As línguas indígenas, aproximadamente 7 mil de acordo com a Unesco, representam um patrimônio da humanidade e abrigam riquezas que posicionam a humanidade. No Brasil, são 170 línguas das quais 53 no Amazonas. Na Amazônia, antes do processo de colonização portuguesa existiam mais de 700 línguas que foram encaixotadas pele projeto político de língua única. 
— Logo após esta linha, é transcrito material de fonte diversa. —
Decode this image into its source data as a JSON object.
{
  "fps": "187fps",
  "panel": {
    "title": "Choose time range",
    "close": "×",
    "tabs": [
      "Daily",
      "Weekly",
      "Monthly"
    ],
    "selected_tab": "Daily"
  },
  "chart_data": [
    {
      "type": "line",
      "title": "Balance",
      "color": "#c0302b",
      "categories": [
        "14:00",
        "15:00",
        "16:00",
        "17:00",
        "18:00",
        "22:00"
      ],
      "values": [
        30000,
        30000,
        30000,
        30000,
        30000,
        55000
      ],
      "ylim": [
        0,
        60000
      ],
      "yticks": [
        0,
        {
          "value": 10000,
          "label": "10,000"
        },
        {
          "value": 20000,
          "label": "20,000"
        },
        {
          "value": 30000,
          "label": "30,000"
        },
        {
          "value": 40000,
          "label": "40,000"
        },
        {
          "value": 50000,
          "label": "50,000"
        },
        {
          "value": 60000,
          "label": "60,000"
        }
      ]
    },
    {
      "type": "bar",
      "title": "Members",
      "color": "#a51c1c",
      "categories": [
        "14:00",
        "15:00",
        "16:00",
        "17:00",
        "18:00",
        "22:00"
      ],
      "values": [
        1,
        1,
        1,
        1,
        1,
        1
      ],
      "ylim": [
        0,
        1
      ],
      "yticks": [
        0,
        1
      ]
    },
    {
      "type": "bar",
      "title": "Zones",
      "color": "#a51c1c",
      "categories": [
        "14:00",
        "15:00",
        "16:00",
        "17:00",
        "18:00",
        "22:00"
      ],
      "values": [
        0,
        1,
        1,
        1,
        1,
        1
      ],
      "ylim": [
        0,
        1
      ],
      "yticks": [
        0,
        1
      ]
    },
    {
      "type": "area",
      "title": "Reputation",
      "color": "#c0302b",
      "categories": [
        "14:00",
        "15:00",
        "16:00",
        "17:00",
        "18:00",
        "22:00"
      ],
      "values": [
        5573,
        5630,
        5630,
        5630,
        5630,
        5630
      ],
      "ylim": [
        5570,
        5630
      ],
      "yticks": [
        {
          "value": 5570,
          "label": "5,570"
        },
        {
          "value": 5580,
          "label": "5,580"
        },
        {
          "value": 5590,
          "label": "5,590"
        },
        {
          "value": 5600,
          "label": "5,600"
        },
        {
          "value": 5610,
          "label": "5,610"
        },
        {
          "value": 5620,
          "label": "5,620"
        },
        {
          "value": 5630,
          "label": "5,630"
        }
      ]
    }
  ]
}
Um ano dedicado a pensar sobre as línguas indígenas mundiais e promover ações que possam torna-las mais visíveis, impedir o desaparecimento das que existem e enfrentar o preconceito linguístico é uma determinação valiosa que se bem aproveitada poderá inaugurar um processo de reparação. Não somente reparar, mas a reparação que gera nova conduta e a partir dela um posicionamento mais amplo das pessoas, das instituições de ensino e pesquisa, dos governos e das escolas.
O Brasil é um país estratégico nessa área, concentra um grande número de línguas indígenas e tem avançado em alguns estudos. Apesar disso, está muito longe de ser uma região onde o tema tem o tratamento que merece, a maioria das pesquisas só consegue ser realizada em função de cotas de empenho e sacrifício de pesquisadores. Falta compreensão sobre a importância desse segmento e vontade política para criar incentivos a novos estudos envolvendo diferentes áreas do conhecimento. 

Por meio das línguas indígenas, os países podem construir outros mapas e ter acesso a revelações extraordinárias, reconhecerem-se e conhecerem histórias dos povos que foram ignoradas no processo de formação das nações de dos grandes grupos sociais. As conexões feitas para garantir a colonização e aquelas dos povos indígenas como forma de resistência são alguns dos campos que deveriam receber da ciência maior atenção. A Unesco, ao trabalhar este ano com foco nas línguas indígenas aciona possibilidades para a tomada de posição contra o desaparecimento dessas línguas e com elas a perda de uma porção fundamental da humanidade espécie humana.